Konsep diversifikasi pangan meliputi tiga hal, yaitu diversifikasi
horizontal (mengubah usaha tani berbasis padi menjadi tanaman pangan lain),
diversifikasi vertikal (pengembangan pangan pasca panen), dan diversifikasi
regional (penganekaragaman pangan dengan pendekatan wilayah). Diversifikasi
pangan ini tercakup aspek produksi, konsumsi, pemasaran, dan distribusi. Dari
aspek produksi, diversifikasi berarti perluasan spektrum komoditas pangan, baik
dalam hal perluasan pemanfaatan sumber daya, pengusahaan komoditas maupun
pengembangan produksi komoditas pangan. Sedangkan diversifikasi konsumsi
merupakan penganekaragaman konsumsi pangan dari masyarakat Indonesia agar
terpenuhinya gizi yang tepat dan seimbang. Pemenuhan pangan dapat diartikan
pemenuhan asupan zat-zat yang diperlukan tubuh, seperti karbohidrat, protein,
lemak, vitamin, dan lain sebagainya yang kemudian dikonversi menjadi energi.
Indonesia sendiri adalah negara yang dilewati garis khatulistiwa sehingga
beriklim tropis dan matahari bersinar sepanjang tahun.

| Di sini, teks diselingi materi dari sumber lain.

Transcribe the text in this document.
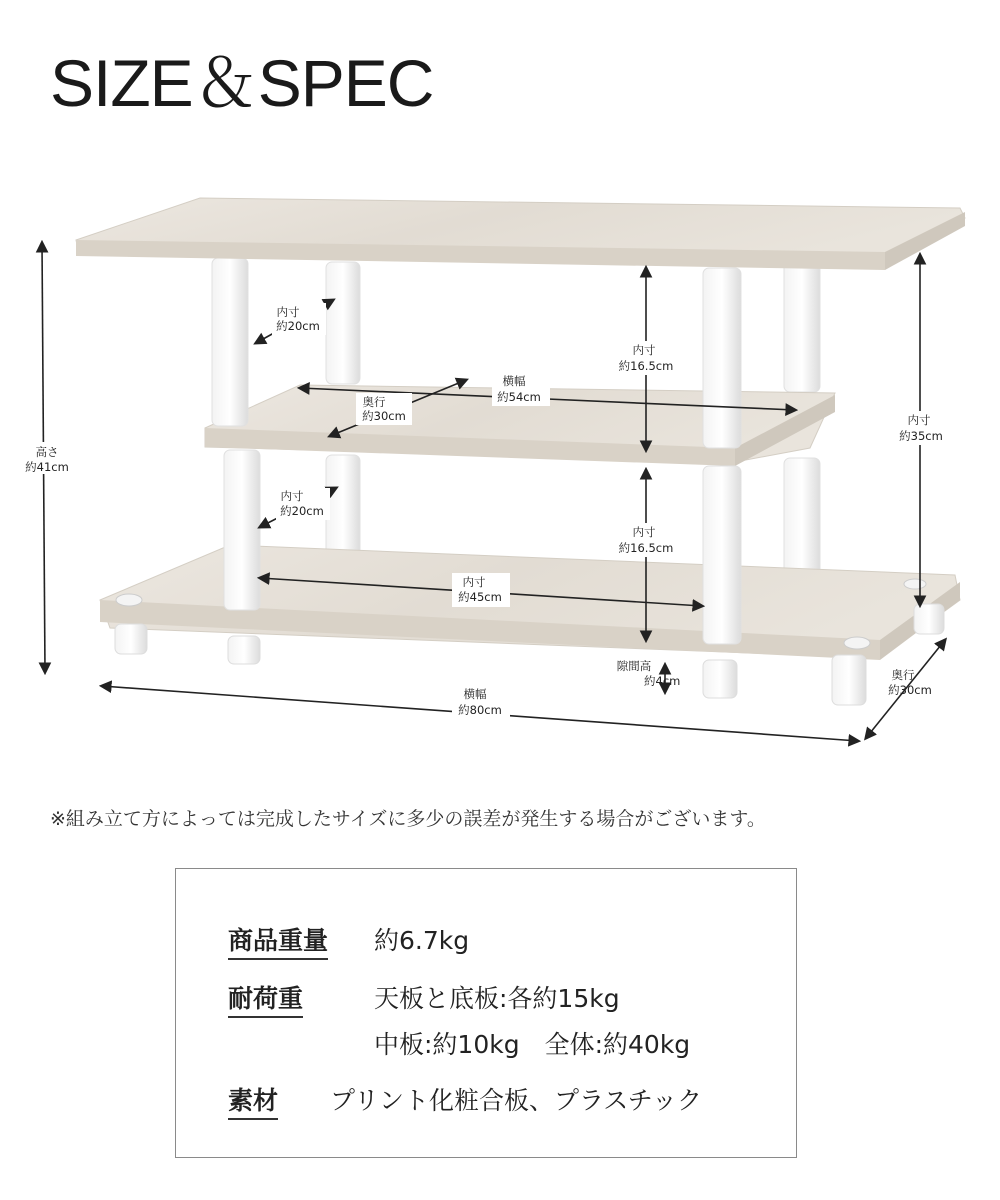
SIZE＆SPEC
高さ
約41cm
内寸
約20cm
内寸
約20cm
奥行
約30cm
横幅
約54cm
内寸
約16.5cm
内寸
約16.5cm
内寸
約35cm
内寸
約45cm
隙間高
約4cm	奥行
約30cm
横幅
約80cm
※組み立て方によっては完成したサイズに多少の誤差が発生する場合がございます。
商品重量 約6.7kg
耐荷重	天板と底板:各約15kg
中板:約10kg　全体:約40kg
素材 プリント化粧合板、プラスチック
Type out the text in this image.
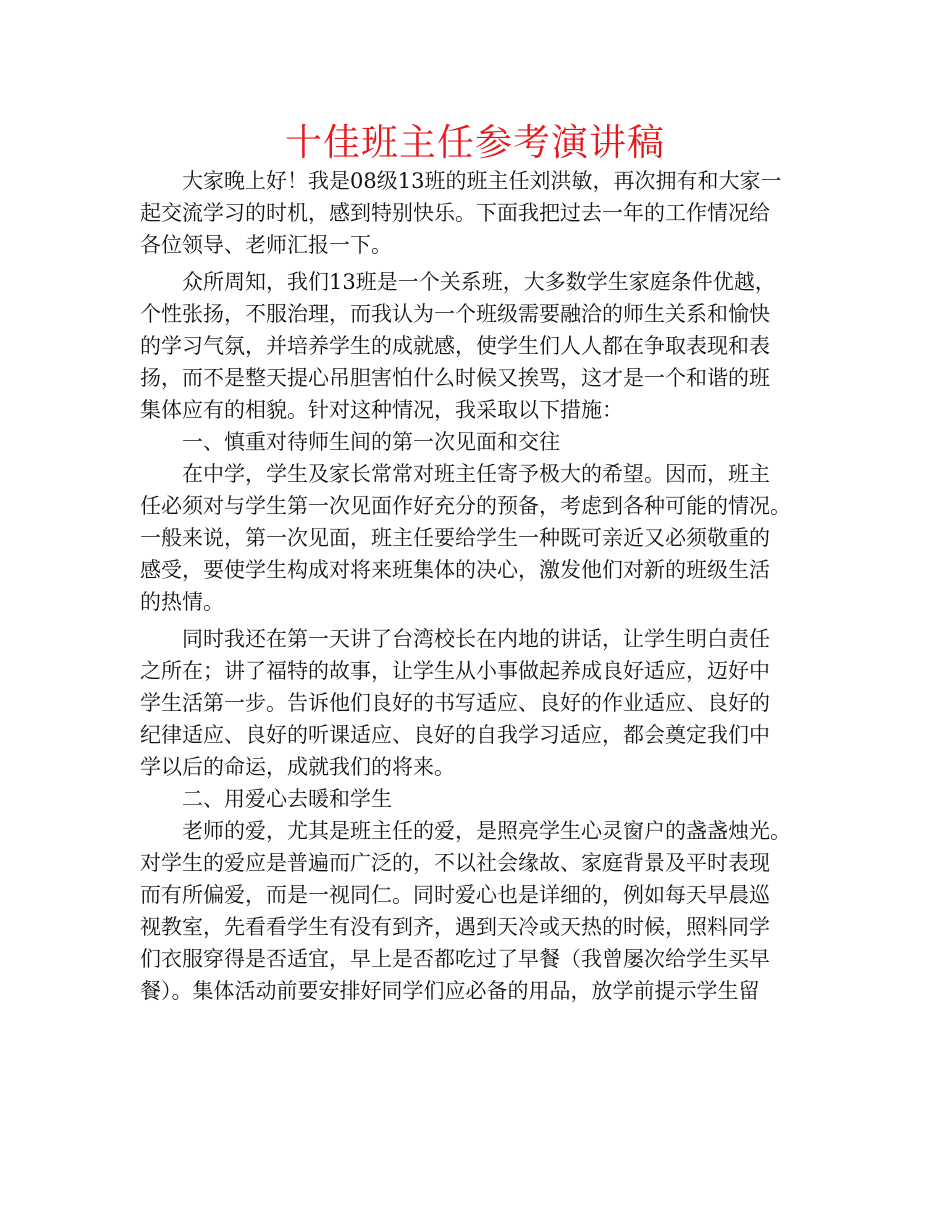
十佳班主任参考演讲稿
大家晚上好！我是08级13班的班主任刘洪敏，再次拥有和大家一
起交流学习的时机，感到特别快乐。下面我把过去一年的工作情况给
各位领导、老师汇报一下。
众所周知，我们13班是一个关系班，大多数学生家庭条件优越，
个性张扬，不服治理，而我认为一个班级需要融洽的师生关系和愉快
的学习气氛，并培养学生的成就感，使学生们人人都在争取表现和表
扬，而不是整天提心吊胆害怕什么时候又挨骂，这才是一个和谐的班
集体应有的相貌。针对这种情况，我采取以下措施：
一、慎重对待师生间的第一次见面和交往
在中学，学生及家长常常对班主任寄予极大的希望。因而，班主
任必须对与学生第一次见面作好充分的预备，考虑到各种可能的情况。
一般来说，第一次见面，班主任要给学生一种既可亲近又必须敬重的
感受，要使学生构成对将来班集体的决心，激发他们对新的班级生活
的热情。
同时我还在第一天讲了台湾校长在内地的讲话，让学生明白责任
之所在；讲了福特的故事，让学生从小事做起养成良好适应，迈好中
学生活第一步。告诉他们良好的书写适应、良好的作业适应、良好的
纪律适应、良好的听课适应、良好的自我学习适应，都会奠定我们中
学以后的命运，成就我们的将来。
二、用爱心去暖和学生
老师的爱，尤其是班主任的爱，是照亮学生心灵窗户的盏盏烛光。
对学生的爱应是普遍而广泛的，不以社会缘故、家庭背景及平时表现
而有所偏爱，而是一视同仁。同时爱心也是详细的，例如每天早晨巡
视教室，先看看学生有没有到齐，遇到天冷或天热的时候，照料同学
们衣服穿得是否适宜，早上是否都吃过了早餐（我曾屡次给学生买早
餐）。集体活动前要安排好同学们应必备的用品，放学前提示学生留
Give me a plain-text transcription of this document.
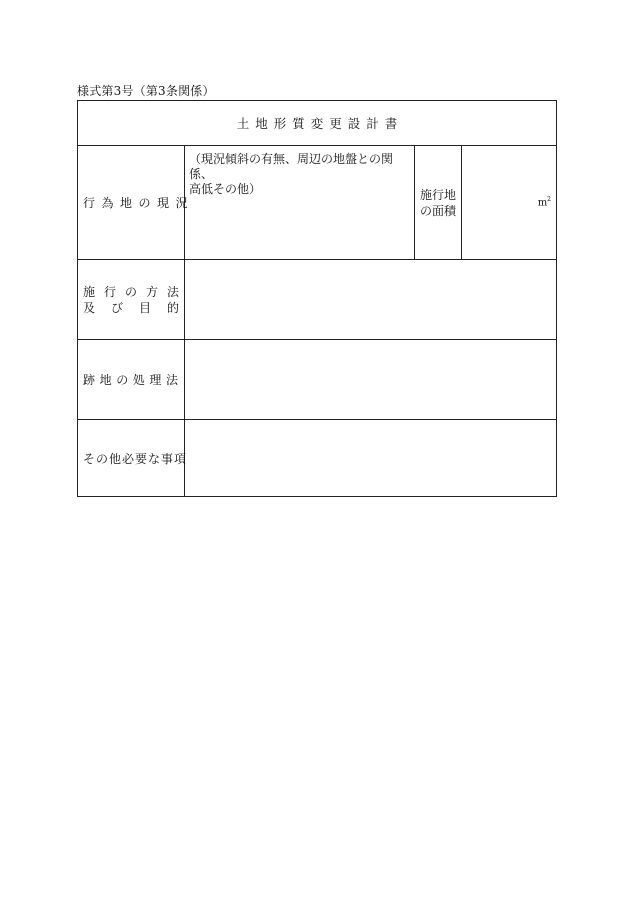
様式第3号（第3条関係）
土地形質変更設計書
行為地の現況
（現況傾斜の有無、周辺の地盤との関係、
高低その他）	施行地
の面積
$m^2$
施 行 の 方 法
及 び 目 的
跡地の処理法
その他必要な事項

Kondisi geografis ini,
menyebabkan produk pertanian, dalah hal ini untuk konsumsi pangan, Indonesia
melimpah, mulai dari serelia, umbi-umbian, ternak, perikanan, dan lain
sebagainya. Maka, sumber asupan zat-zat yang diperlukan tubuh tidak harus
selalu bergantung pada jenis komoditi tertentu, seperti beras dan tepung terigu.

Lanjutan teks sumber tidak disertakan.